La rubrique du JT Picardie Quoi de neuf depuis? a dressé un bilan de l'autoroute A16. En 15 ans d'existence, elle a largement contribué au développement touristique de la côte Picarde et de la Côte d'Opale. Les touristes étrangers représentent 30 % de la clientèle en Picardie et l'A16 a désenclavé une bonne partie du Nord Ouest de la France. Le tourisme n'est pas le seul secteur à en bénéficier, dans L'Oise, c'est un moteur économique, il a permis le développement de l'aéroport low cost de Beauvais. Seule critique dorénavant : le prix des péages.
La Baie de Somme touristique
Reportage qui nous explique et nous montre les atouts à la fois économiques et touristiques de la Baie de Somme. Les "locaux" y pratiquent la chasse au cercueil ou vivent de la pêche comme au Crotoy. Anne-Marie Goales du comité départemental du tourisme explique qu'il est pratiqué un tourisme familial qui est attiré avant tout par l'espace et la nature. Seul bémol au tableau la pollution des plages. Mais la Baie de Somme c'est aussi les prés-salés, les phoques, les bouchots et salicornes...
[3] On citera, par exemple, en ce qui concerne les infrastructures routières, le schéma directeur autoroutier de 1971, le programme autoroutier de 1977, les schémas directeurs de 1986, 1988 et 1992 ; pour le chemin de fer, on citera notamment le schéma directeur national des liaisons ferroviaires à grande vitesse de 1991 ou encore le Schéma National des Infrastructures de Transport (SNIT) de 2011, révisé en 2013.
... sous influence parisienne
Le tracé de ces infrastructures de transport et un certain nombre de politiques d'aménagement ne peuvent se comprendre qu'à l'échelle de l'ensemble du Bassin parisien et en fonction des logiques d'accès à la région métropolitaine de Paris.

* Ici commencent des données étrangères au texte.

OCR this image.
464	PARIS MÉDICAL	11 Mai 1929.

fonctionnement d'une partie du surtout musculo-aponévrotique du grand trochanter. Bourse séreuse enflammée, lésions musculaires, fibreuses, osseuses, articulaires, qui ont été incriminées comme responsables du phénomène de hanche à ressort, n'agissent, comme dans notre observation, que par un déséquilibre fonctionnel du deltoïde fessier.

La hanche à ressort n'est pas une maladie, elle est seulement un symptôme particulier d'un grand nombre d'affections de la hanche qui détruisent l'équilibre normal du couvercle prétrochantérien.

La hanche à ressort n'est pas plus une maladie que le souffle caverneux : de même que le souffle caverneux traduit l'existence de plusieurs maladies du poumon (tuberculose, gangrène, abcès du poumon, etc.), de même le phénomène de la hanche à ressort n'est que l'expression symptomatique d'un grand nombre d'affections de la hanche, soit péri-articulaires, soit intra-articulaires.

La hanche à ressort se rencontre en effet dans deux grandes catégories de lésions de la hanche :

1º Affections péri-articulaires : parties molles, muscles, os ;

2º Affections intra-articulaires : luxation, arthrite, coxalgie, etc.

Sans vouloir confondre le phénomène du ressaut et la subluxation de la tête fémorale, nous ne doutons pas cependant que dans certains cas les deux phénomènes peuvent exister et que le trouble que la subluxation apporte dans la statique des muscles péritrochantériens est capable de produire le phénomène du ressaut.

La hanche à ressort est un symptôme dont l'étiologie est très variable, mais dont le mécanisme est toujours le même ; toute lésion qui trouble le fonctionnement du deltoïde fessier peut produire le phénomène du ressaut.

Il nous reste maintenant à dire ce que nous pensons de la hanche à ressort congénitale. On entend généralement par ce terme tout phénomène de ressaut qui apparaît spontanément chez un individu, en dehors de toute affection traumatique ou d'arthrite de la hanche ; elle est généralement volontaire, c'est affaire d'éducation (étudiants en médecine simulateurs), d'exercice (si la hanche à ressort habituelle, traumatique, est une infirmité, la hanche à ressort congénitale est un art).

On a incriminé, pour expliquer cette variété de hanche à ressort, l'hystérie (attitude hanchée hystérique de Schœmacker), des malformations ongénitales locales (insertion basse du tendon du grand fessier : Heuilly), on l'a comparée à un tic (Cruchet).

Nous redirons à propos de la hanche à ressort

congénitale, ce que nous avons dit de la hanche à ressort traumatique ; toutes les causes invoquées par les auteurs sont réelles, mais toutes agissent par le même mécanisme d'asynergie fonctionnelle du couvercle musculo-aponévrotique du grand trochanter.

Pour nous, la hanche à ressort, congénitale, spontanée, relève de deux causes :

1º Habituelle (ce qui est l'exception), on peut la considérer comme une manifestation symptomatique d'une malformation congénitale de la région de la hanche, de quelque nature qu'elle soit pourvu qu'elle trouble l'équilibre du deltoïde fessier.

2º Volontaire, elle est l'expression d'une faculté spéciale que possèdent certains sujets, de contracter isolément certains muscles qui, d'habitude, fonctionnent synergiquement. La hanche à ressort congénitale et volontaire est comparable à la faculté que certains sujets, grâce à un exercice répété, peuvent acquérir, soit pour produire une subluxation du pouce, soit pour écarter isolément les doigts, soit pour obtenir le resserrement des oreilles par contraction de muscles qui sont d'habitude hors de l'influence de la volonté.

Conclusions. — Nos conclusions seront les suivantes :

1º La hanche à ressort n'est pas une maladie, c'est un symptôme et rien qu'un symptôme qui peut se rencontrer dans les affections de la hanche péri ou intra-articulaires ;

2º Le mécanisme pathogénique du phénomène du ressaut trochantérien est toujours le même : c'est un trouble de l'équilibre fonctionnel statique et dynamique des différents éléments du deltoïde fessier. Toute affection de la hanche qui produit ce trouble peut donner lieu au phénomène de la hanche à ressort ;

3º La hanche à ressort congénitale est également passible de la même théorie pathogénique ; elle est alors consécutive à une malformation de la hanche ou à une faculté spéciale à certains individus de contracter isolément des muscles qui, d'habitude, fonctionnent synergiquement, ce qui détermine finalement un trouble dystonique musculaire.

L'aménagement des voies de communication en Picardie
La Picardie commence petit à petit à exister au delà des frontières linguistiques. Il faut maintenant trouver des cohérences entre différentes parties. A l'OREAP, Marc Leroy présente sur une carte de la Région, l'aménagement du territoire et les problèmes liés aux moyens de transport (l'autoroute A1 traverse sans desservir la région), le A4 et le A26 ne concernent qu'une petite partie de l'Aisne. Le A16 intéresse l'ouest et il y aura le A35 qui traversera d'ouest en est. Il faut combiner avec la SNCF (à réétudier pour les liaisons transversales). Dans le sud il faut se desserrer de la région parisienne. La vallée de l'Oise est à aménager et la côte picarde qui est la façade maritime doit intéresser toute la Picardie. Un schéma d'aménagement régional va faire la synthèse de tous ces projets.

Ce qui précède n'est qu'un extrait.